Heinrich August Winkler: Zum einen, weil der Gegenkandidat John Kerry das Gegenteil eines Charismatikers war. Zum anderen, weil die christlich-fundamentalistischen Wähler mit besonderer Disziplin zu den Urnen gegangen sind. Die Annahme, eine hohe Wahlbeteiligung würde Kerry zu Gute kommen, war der Ausdruck von Wunschdenken – auch meines Wunschdenkens.

Damals nahmen Sie an, die Folgen von Irakkrieg und Haushaltsdefizit würden die Wahl entscheiden. Stattdessen waren es jetzt die christlichen Werte?

Die Ursachen für dieses Wahlergebnis reichen tatsächlich in diese historischen Tiefenschichten hinein. Es handelt sich nicht nur um eine vorübergehende Bush-Konjunktur, sondern um ein tiefer liegendes Problem. Die amerikanische Revolution von 1776 war eine konservative Revolution. Die ersten Erklärungen der Menschenrechte, beginnend mit der „Bill of Rights“ von Virginia im Juni 1776, sind unbestreitbar christlich geprägt. Das wird in Europa vielleicht zu wenig bedacht.

Ist die Kluft zwischen dem religiösen Amerika und dem säkularisierten Europa noch zu überbrücken?

Zurzeit ist der religiöse Fundamentalismus in den USA an der Macht. Aber das muss nicht immer so bleiben. In der amerikanischen Geschichte hat sich das christliche Erbe der Gründerväter zum größten Teil im nichtfundamentalistischen Sinne ausgewirkt. Langfristig haben die USA bislang immer die Kraft gehabt, die Ausschläge des politischen Pendels auch wieder zu korrigieren.

Hilft der Protest gegen die Bush-Administration den Europäern sogar, eine gemeinsame Identität zu entwickeln – wie sich bei den Protesten gegen den Irakkrieg gezeigt hat?

Ich halte es für einen Ausdruck linken Wunschdenkens, diese Proteste als Geburtsstunde einer europäischen Öffentlichkeit zu betrachten.
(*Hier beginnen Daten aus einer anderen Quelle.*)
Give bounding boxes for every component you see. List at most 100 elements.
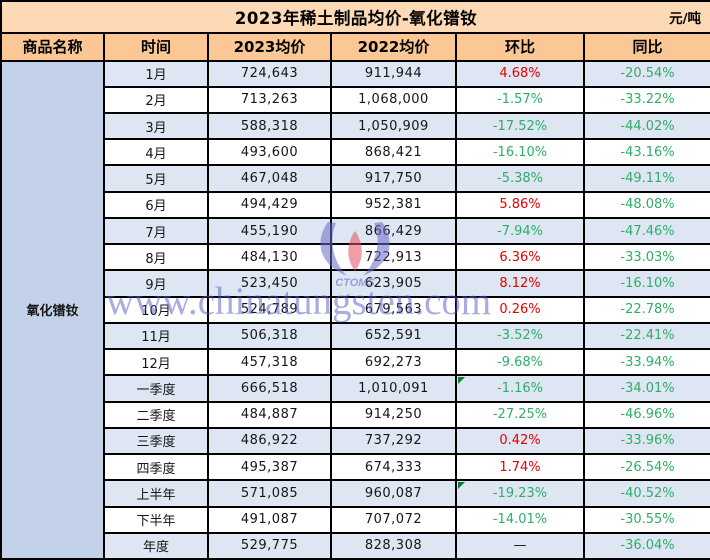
table-row: 11月 506,318 652,591 -3.52% -22.41% [1, 321, 710, 351]
mom-value: -19.23% [492, 485, 548, 501]
unit-label: 元/吨 [669, 11, 702, 28]
avg-2023-cell: 506,318 [207, 321, 332, 351]
avg-2022-cell: 914,250 [330, 400, 457, 429]
avg-2022-cell: 952,381 [330, 190, 457, 219]
mom-cell: 0.42% [455, 426, 585, 456]
table-row: 三季度 486,922 737,292 0.42% -33.96% [1, 426, 710, 456]
table-row: 8月 484,130 722,913 6.36% -33.03% [1, 243, 710, 272]
yoy-cell: -26.54% [582, 453, 710, 482]
yoy-value: -40.52% [620, 485, 675, 501]
mom-cell: -17.52% [455, 111, 585, 141]
yoy-cell: -34.01% [582, 374, 710, 403]
mom-value: 1.74% [499, 459, 541, 475]
mom-cell: 8.12% [455, 269, 585, 298]
avg-2022-cell: 1,050,909 [330, 111, 457, 141]
mom-cell: 5.86% [455, 190, 585, 219]
period-cell: 10月 [103, 295, 209, 324]
col-header-avg-2023: 2023均价 [207, 32, 332, 62]
avg-2022-cell: 623,905 [330, 269, 457, 298]
period-cell: 5月 [103, 164, 209, 193]
mom-value: -14.01% [492, 512, 548, 528]
table-row: 2月 713,263 1,068,000 -1.57% -33.22% [1, 85, 710, 114]
cell-flag-triangle-icon [458, 482, 465, 490]
yoy-cell: -36.04% [582, 531, 710, 560]
table-row: 四季度 495,387 674,333 1.74% -26.54% [1, 453, 710, 482]
mom-cell: 4.68% [455, 59, 585, 88]
yoy-value: -33.96% [620, 433, 675, 449]
table-row: 氧化镨钕 1月 724,643 911,944 4.68% -20.54% [0, 59, 710, 560]
mom-value: -17.52% [492, 118, 548, 134]
mom-cell: -5.38% [455, 164, 585, 193]
mom-cell: -3.52% [455, 321, 585, 351]
mom-value: -3.52% [497, 328, 543, 344]
mom-cell: -9.68% [455, 348, 585, 377]
mom-cell: 1.74% [455, 453, 585, 482]
product-name-cell: 氧化镨钕 [0, 59, 105, 560]
yoy-cell: -46.96% [582, 400, 710, 429]
avg-2023-cell: 724,643 [207, 59, 332, 88]
period-cell: 9月 [103, 269, 209, 298]
col-header-avg-2022: 2022均价 [330, 32, 457, 62]
mom-cell: -7.94% [455, 216, 585, 246]
yoy-cell: -33.03% [582, 243, 710, 272]
period-cell: 下半年 [103, 505, 209, 534]
avg-2022-cell: 722,913 [330, 243, 457, 272]
table-row: 3月 588,318 1,050,909 -17.52% -44.02% [1, 111, 710, 141]
avg-2022-cell: 652,591 [330, 321, 457, 351]
avg-2023-cell: 493,600 [207, 138, 332, 167]
yoy-cell: -33.94% [582, 348, 710, 377]
col-header-mom: 环比 [455, 32, 585, 62]
avg-2023-cell: 495,387 [207, 453, 332, 482]
avg-2023-cell: 467,048 [207, 164, 332, 193]
avg-2023-cell: 713,263 [207, 85, 332, 114]
yoy-value: -30.55% [620, 512, 675, 528]
period-cell: 四季度 [103, 453, 209, 482]
yoy-value: -49.11% [620, 171, 675, 187]
avg-2023-cell: 494,429 [207, 190, 332, 219]
avg-2022-cell: 674,333 [330, 453, 457, 482]
mom-cell: 6.36% [455, 243, 585, 272]
yoy-value: -33.22% [620, 92, 675, 108]
avg-2023-cell: 486,922 [207, 426, 332, 456]
period-cell: 上半年 [103, 479, 209, 508]
period-cell: 2月 [103, 85, 209, 114]
col-header-yoy: 同比 [582, 32, 710, 62]
yoy-cell: -22.41% [582, 321, 710, 351]
period-cell: 8月 [103, 243, 209, 272]
avg-2023-cell: 529,775 [207, 531, 332, 560]
period-cell: 1月 [103, 59, 209, 88]
period-cell: 一季度 [103, 374, 209, 403]
table-row: 9月 523,450 623,905 8.12% -16.10% [1, 269, 710, 298]
avg-2022-cell: 828,308 [330, 531, 457, 560]
table-row: 5月 467,048 917,750 -5.38% -49.11% [1, 164, 710, 193]
yoy-value: -22.78% [620, 302, 675, 318]
title-row: 2023年稀土制品均价-氧化镨钕 元/吨 [0, 0, 710, 35]
avg-2022-cell: 911,944 [330, 59, 457, 88]
mom-value: -27.25% [492, 407, 548, 423]
avg-2022-cell: 679,563 [330, 295, 457, 324]
cell-flag-triangle-icon [458, 377, 465, 385]
avg-2023-cell: 524,789 [207, 295, 332, 324]
yoy-cell: -22.78% [582, 295, 710, 324]
yoy-value: -33.94% [620, 354, 675, 370]
table-row: 12月 457,318 692,273 -9.68% -33.94% [1, 348, 710, 377]
yoy-value: -36.04% [620, 538, 675, 554]
avg-2022-cell: 868,421 [330, 138, 457, 167]
yoy-value: -44.02% [620, 118, 675, 134]
period-cell: 12月 [103, 348, 209, 377]
yoy-cell: -40.52% [582, 479, 710, 508]
table-row: 7月 455,190 866,429 -7.94% -47.46% [1, 216, 710, 246]
yoy-value: -26.54% [620, 459, 675, 475]
avg-2022-cell: 737,292 [330, 426, 457, 456]
avg-2023-cell: 484,130 [207, 243, 332, 272]
mom-value: 8.12% [499, 276, 541, 291]
mom-value: -16.10% [492, 144, 548, 160]
yoy-cell: -30.55% [582, 505, 710, 534]
yoy-value: -16.10% [620, 276, 675, 291]
period-cell: 3月 [103, 111, 209, 141]
table-row: 10月 524,789 679,563 0.26% -22.78% [1, 295, 710, 324]
period-cell: 二季度 [103, 400, 209, 429]
mom-value: 5.86% [499, 197, 541, 213]
table-row: 6月 494,429 952,381 5.86% -48.08% [1, 190, 710, 219]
Diese Proteste waren nicht spezifisch europäisch, sie waren weltweit.

Aber sie haben das europäische Selbstbewusstsein gestärkt?

Jede Definition von europäischer Identität gegen eine andere Macht oder Weltanschauung würde Europa in die Irre führen. Es gibt gewiss allen Grund, Amerika in konkreten Entscheidungen zu widersprechen. Es gibt weiterhin ein breites Fundament an gemeinsamen transatlantischen, westlichen Werten, auch wenn wir diese Werte oft unterschiedlich interpretieren – denken Sie etwa an den Umgang mit dem Völkerrecht oder an die Todesstrafe. So wie Europa durch den Geist der amerikanischen Unabhängigkeitserklärung von 1776 geprägt ist, so sind die USA durch die europäische Emanzipationsgeschichte beeinflusst worden – nicht zuletzt durch den Kampf gegen das Staatskirchentum. Diesen Maßstab muss die EU im Übrigen auch an das Bewerberland Türkei anlegen, wo eine Behörde mit mehr als 90.000 Beschäftigten, darunter die Imame, das religiöse Leben bis ins Detail kontrolliert.

Europa soll sich also mit Kritik an den USA zurückhalten?

Keineswegs. Die Europäer haben sehr wohl ein legitimes Interesse, den amerikanischen Neigungen in Richtung Unilateralismus zu widersprechen. Widerspruch ist ein Ausdruck von Meinungspluralismus, und der gehört zur Grundessenz des Westens. Der Westen wird pluralistisch sein, oder er wird nicht sein. Damit wären wir schon wieder bei der Türkei. Dort herrscht noch immer eine extrem nationalistische Staatsideologie. Die Türkei hat viele westliche Gesetzbücher übernommen, aber noch nicht das, was Montesquieu den Geist der Gesetze genannt hat.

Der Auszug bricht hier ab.